Cherry Street Tattoo
Myk Karasek’s extensive art background is apparent. “I’m the kid whose parents got him stacks of paper, markers, crayons, pens,” he says. Though he dropped out of school to pursue music, the skills he learned now come in handy. “I love oil painting so I approach tattooing like that — it’s my comfort zone,” he says. “You can’t get certain tones with a one-time-pass tattoo that you can layering over time.”
Karasek is an independent artist renting space at Cherry Street Tattoo, but aspires to own his own shop someday. Over the years, Karasek’s right arm has been filled by different artists he has worked with, so each element bears a distinctive style.
Josh Dunn wanted to commemorate his time in the Army, and was inspired by his love of science fiction to get a “biomechanical cyborg” arm. Once they had the concept, Dunn let Karasek run with it. “I trust your ability to make a piece of art,” Dunn says. “It’s what you do.”
“My experience in the army shaped who I am today,” says Dunn, beginning to choke up. “It changed my life.” The clover symbol was done 12 years ago. Dunn’s two best friends got the same one, and Dunn was determined to incorporate it, not cover it up.
Karasek now exclusively does custom work. He never imagined he would be making a living as a tattoo artist.
Karasek describes his style as illustrative realism.

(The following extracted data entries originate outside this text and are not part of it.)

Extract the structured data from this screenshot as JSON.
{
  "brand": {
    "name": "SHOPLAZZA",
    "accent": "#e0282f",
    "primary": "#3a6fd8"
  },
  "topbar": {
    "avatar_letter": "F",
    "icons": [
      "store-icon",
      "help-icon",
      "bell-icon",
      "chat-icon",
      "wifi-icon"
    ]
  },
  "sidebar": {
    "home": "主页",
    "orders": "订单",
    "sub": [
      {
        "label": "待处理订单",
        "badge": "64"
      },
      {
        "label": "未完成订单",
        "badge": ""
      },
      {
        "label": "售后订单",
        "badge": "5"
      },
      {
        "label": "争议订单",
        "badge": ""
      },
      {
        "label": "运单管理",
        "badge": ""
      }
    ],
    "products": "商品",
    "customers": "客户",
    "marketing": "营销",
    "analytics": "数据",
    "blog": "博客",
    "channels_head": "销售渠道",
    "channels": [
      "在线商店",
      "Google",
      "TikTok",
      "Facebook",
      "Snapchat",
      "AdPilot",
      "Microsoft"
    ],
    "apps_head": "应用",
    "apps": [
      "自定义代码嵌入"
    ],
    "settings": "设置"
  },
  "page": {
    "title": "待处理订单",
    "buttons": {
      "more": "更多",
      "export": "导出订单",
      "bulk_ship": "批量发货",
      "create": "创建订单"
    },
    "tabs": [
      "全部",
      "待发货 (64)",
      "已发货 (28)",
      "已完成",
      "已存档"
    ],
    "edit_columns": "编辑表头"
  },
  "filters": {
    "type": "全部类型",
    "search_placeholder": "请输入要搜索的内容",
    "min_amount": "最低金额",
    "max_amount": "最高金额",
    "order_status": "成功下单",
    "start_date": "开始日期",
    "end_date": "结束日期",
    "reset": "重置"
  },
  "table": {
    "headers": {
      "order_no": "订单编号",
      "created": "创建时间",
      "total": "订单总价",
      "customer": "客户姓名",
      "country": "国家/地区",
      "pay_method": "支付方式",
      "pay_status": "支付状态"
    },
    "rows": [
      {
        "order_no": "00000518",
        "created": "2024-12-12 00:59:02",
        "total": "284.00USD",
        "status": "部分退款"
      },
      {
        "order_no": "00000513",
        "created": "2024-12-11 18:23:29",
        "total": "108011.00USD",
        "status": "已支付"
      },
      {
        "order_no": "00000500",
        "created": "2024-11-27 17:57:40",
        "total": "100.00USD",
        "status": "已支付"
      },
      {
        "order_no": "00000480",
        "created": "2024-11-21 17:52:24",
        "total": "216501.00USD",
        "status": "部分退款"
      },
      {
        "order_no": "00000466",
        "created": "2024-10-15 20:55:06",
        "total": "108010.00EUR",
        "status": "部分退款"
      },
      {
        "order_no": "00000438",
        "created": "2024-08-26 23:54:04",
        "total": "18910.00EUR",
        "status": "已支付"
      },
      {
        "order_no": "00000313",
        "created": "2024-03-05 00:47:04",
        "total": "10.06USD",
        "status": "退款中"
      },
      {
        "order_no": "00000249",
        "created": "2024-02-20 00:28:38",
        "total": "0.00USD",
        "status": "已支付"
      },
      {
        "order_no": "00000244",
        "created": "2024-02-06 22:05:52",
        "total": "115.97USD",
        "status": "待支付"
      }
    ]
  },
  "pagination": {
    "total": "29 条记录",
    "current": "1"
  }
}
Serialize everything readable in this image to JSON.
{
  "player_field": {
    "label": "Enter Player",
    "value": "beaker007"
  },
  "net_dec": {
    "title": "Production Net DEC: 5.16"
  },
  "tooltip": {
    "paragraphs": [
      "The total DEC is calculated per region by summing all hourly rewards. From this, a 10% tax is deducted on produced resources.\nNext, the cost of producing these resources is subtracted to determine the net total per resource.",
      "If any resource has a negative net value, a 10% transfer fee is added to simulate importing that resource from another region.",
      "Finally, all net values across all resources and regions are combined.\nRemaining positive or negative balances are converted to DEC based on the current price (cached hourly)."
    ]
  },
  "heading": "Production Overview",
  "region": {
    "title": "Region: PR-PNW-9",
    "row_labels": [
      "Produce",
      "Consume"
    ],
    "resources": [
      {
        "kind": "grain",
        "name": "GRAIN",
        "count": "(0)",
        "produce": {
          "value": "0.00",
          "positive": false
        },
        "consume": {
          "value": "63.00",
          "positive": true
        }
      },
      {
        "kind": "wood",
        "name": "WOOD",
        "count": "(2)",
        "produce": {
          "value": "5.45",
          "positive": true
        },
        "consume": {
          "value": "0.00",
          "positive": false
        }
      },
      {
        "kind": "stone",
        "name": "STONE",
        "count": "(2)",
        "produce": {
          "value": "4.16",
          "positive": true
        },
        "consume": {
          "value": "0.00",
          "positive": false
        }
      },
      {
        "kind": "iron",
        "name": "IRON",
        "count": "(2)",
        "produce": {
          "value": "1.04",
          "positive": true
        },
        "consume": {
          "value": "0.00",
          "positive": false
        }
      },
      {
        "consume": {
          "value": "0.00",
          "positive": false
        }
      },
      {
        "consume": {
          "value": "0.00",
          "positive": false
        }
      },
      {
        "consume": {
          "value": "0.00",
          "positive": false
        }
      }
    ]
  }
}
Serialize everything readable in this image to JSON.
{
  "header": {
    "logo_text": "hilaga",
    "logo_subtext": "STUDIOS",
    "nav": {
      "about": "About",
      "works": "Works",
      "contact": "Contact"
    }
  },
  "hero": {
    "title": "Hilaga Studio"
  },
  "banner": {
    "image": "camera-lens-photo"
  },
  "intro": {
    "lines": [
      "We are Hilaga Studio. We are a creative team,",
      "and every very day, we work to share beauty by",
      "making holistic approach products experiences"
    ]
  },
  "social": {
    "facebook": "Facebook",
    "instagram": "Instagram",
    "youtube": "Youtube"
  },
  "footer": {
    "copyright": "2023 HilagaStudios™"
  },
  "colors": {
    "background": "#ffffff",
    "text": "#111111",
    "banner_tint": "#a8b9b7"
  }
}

Dunn’s “serial number” is a combination of his wife and dauther’s birthdays. Eventually, Karasek will make the numbers appear stamped into the metal.
“Using the flow of the body, it’s the ultimate canvas,” Karasek says, explaining that transferring a two-dimensional idea to a three-dimensional human body is more like sculpture than drawing.
Karasek’s workspace is plastered in intricate, evocative drawings of Greek gods, feathery fowl and mysterious maidens. Don’t get too attached, though — anything on the walls has already been tattooed, and Karasek won’t repeat his work on another client.